The Louvre Museum in Paris stopped admitting visitors on the afternoon of Thursday, 2 June due to the threat of flooding from the Seine River, which it borders. The museum, along with several other major cultural sites in Paris, will remain closed at least until Tuesday, 7 June, according to an official statement. The Seine's level exceeded 5m when the decision was made to close, and the city centre has been placed on an orange-level flood alert after days of rain.
An internal email by the Louvre's director Jean-Luc Martinez to the museum's staff, obtained by Reuters, said: "The museum will remain closed to the public tomorrow [3 June] out of precaution: there is no danger to the public or our staff but will allow us to calmly remove certain art collections should it be necessary." The Louvre has had an official flood plan in place since 2002, which includes evacuating works from the reserves of around 250,000 stored underground, and according to a museum statement, staff began moving works on higher floors on 2 June.
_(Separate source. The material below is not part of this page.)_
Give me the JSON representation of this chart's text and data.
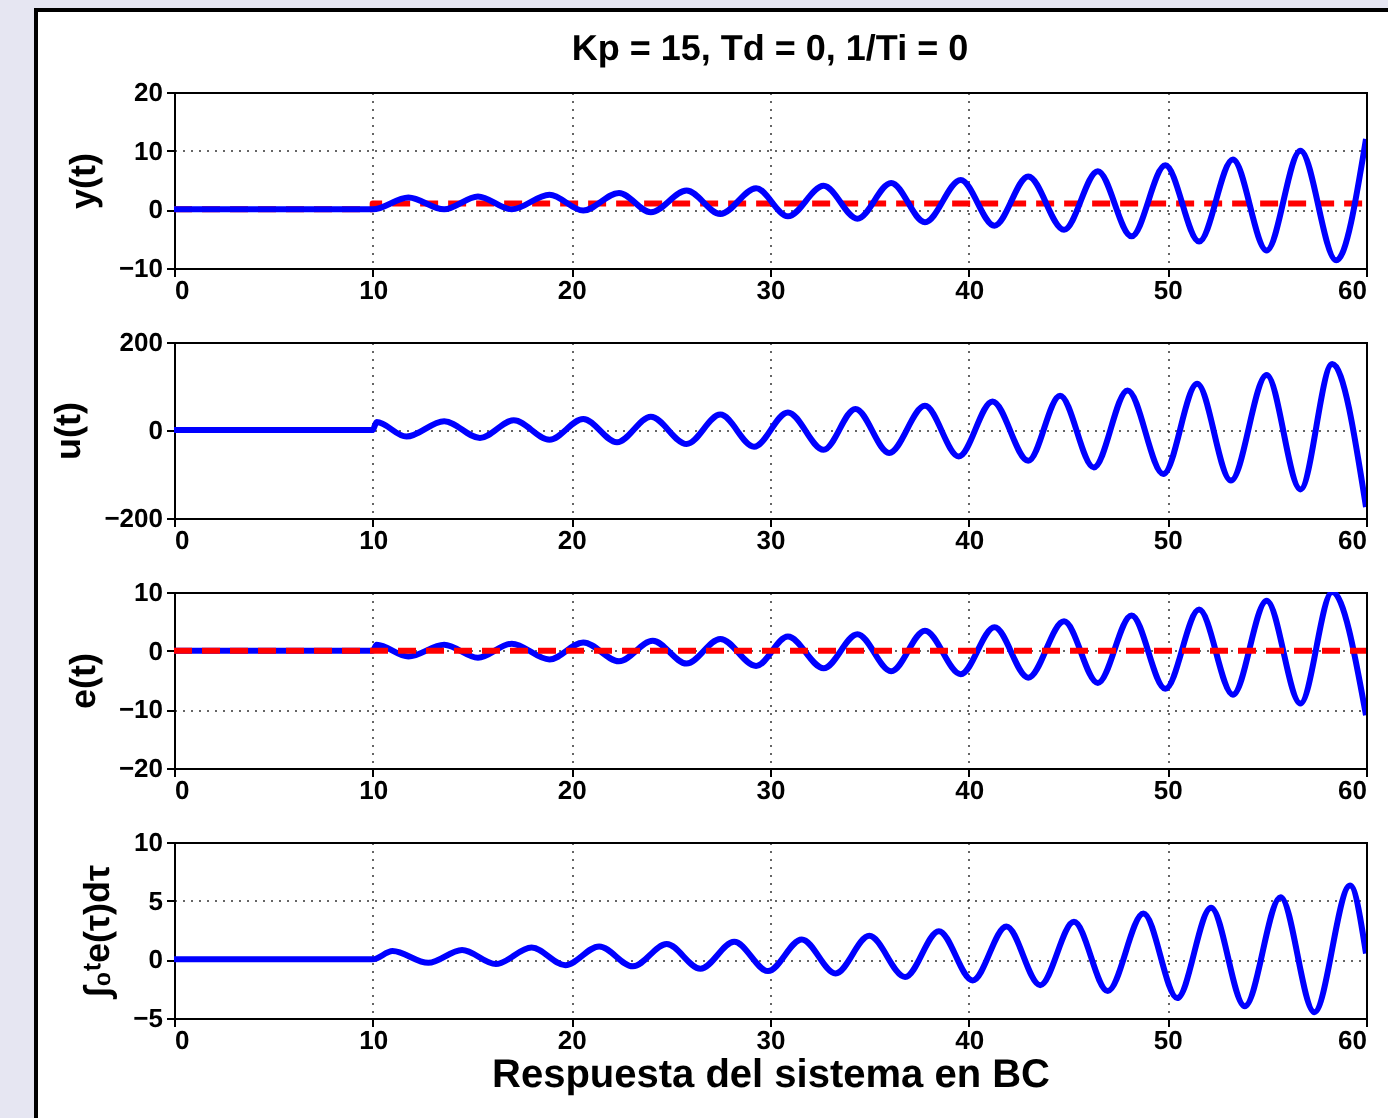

The director of the museum's department of Islamic Art, Yannick Lintz, tweeted an image of an emptied-out gallery in the lower-level Islamic Arts pavilion. The museum carried out a flood evacuation drill in March.
The Orsay Museum on the opposite bank of the Seine has also put an emergency plan to evacuate works into place. It closed early on 2 June at 6pm and has tweeted that it will not reopen before Tuesday. The nearby Musée de l'Orangerie will be closed on the morning of Saturday, 4 June "as a preventative measure", an official statement said. The Musée du Quai Branly in Paris, which celebrates its tenth anniversary this month and is also located along the Seine, has been monitoring the situation but did not have plans to close as of Thursday, the museum's communication department confirmed to the Nouvel Observateur.
The last major flood in the French capital was in 1910 and lasted over a month, with the Seine reaching a level of 8.5m, which Paris is currently "far from", according to Fran?ois Duquesne, the head of Vigicrues, the national agency that monitors water levels. Speaking to the news network France Info on 3 June, he predicted that the level would rise to 5.6m overnight. France, southern Germany and Austria have experienced severe flooding this week, and there have been multiple deaths reported.
In the Seine-et-Marne region east of Paris-currently on red alert for flooding-the cultural complex Les Moulins, run by the artists Lucy and Jorge Orta, has suffered severe damage. An email from Lucy Orta said the complex's "studios and warehouse were under 40cm of water and many artworks [were] drenched" after the Grand Morin River flooded its banks on the evening of 31 May.